The current study has some important limitations. First, because the data are correlational, we cannot make causal statements regarding the relations between partnership status and pain-related increases in disability. Second, the participants in this study were all women and primarily Caucasian and middle-aged, so that the generalizability of these findings to younger, more ethnically diverse, and/or male chronic pain patients remains to be determined. Third, although our focus is on the value of happy partnerships for adaptation in chronic pain, in reality we assessed only the patients’ global perceptions of their relationships. A more comprehensive approach would assess relational vulnerability and resilience factors (e.g., daily spousal strain and satisfaction) not only of pain patients but also of partners to more fully capture the interpersonal processes within couples that promote or hinder daily well-being of both spouses. Finally, all assessments were based on self-reports. Inclusion of objective measures (e.g., physiological indices) would provide a more comprehensive framework with which to understand the impacts of social context of patient functioning. This study also had some notable strengths. The sample was large and comprised of patients with two of common chronic pain conditions, increasing the likelihood that the findings have relevance from a broad swath of patients with chronic pain. Moreover, reports of pain, affect, and functional health were collected daily, reducing recall bias and yielding reliable estimates of the day-to-day covariation between pain, affect, and functional health.

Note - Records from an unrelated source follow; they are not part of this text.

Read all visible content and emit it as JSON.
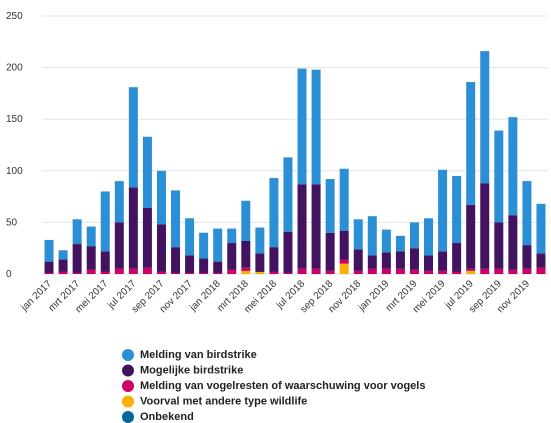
{
  "chart_data": {
    "type": "stacked_bar",
    "categories": [
      "jan 2017",
      null,
      "mrt 2017",
      null,
      "mei 2017",
      null,
      "jul 2017",
      null,
      "sep 2017",
      null,
      "nov 2017",
      null,
      "jan 2018",
      null,
      "mrt 2018",
      null,
      "mei 2018",
      null,
      "jul 2018",
      null,
      "sep 2018",
      null,
      "nov 2018",
      null,
      "jan 2019",
      null,
      "mrt 2019",
      null,
      "mei 2019",
      null,
      "jul 2019",
      null,
      "sep 2019",
      null,
      "nov 2019",
      null
    ],
    "series": [
      {
        "name": "Melding van birdstrike",
        "color": "#2b8fd6",
        "values": [
          21,
          9,
          24,
          19,
          58,
          40,
          97,
          69,
          52,
          55,
          36,
          25,
          32,
          14,
          39,
          25,
          67,
          72,
          112,
          111,
          52,
          60,
          29,
          38,
          22,
          15,
          25,
          36,
          79,
          65,
          119,
          128,
          89,
          95,
          62,
          48
        ]
      },
      {
        "name": "Mogelijke birdstrike",
        "color": "#42145f",
        "values": [
          11,
          12,
          28,
          23,
          20,
          45,
          79,
          58,
          46,
          25,
          17,
          14,
          11,
          26,
          26,
          18,
          24,
          40,
          82,
          82,
          37,
          28,
          21,
          13,
          16,
          17,
          21,
          15,
          19,
          28,
          62,
          83,
          45,
          53,
          23,
          14
        ]
      },
      {
        "name": "Melding van vogelresten of waarschuwing voor vogels",
        "color": "#cc0066",
        "values": [
          1,
          2,
          1,
          4,
          2,
          5,
          5,
          6,
          2,
          1,
          1,
          1,
          1,
          4,
          3,
          0,
          2,
          1,
          5,
          5,
          3,
          4,
          3,
          5,
          5,
          5,
          4,
          3,
          3,
          2,
          2,
          5,
          5,
          4,
          5,
          6
        ]
      },
      {
        "name": "Voorval met andere type wildlife",
        "color": "#f9b000",
        "values": [
          0,
          0,
          0,
          0,
          0,
          0,
          0,
          0,
          0,
          0,
          0,
          0,
          0,
          0,
          3,
          2,
          0,
          0,
          0,
          0,
          0,
          10,
          0,
          0,
          0,
          0,
          0,
          0,
          0,
          0,
          3,
          0,
          0,
          0,
          0,
          0
        ]
      },
      {
        "name": "Onbekend",
        "color": "#01689b",
        "values": [
          0,
          0,
          0,
          0,
          0,
          0,
          0,
          0,
          0,
          0,
          0,
          0,
          0,
          0,
          0,
          0,
          0,
          0,
          0,
          0,
          0,
          0,
          0,
          0,
          0,
          0,
          0,
          0,
          0,
          0,
          0,
          0,
          0,
          0,
          0,
          0
        ]
      }
    ],
    "ylim": [
      0,
      250
    ],
    "yticks": [
      0,
      50,
      100,
      150,
      200,
      250
    ],
    "grid": true
  }
}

In conclusion, pain-related shifts in disability may be minimized by being embedded in a satisfying spousal relationship that shapes a patient’s coping responses to pain toward strategies that are more adaptive. Although relationship status had effects that were quite modest in magnitude, those effects should be considered within a broader understanding of the multifactorial nature of pain-related disability. To uncover its true significance, a small effect must be evaluated in the context of its real world impact [7
]. In this case, small benefits in disability over a lifetime of managing chronic pain may indeed have a substantial impact on quality of life for pain patients. These findings highlight the potential utility of interventions that move beyond a focus on the individual patient and target the patient’s social milieu and her perception of it. Additional research elaborating the interpersonal processes whereby satisfying spousal relations facilitate resilience in patients is critical to inform the development of such treatments.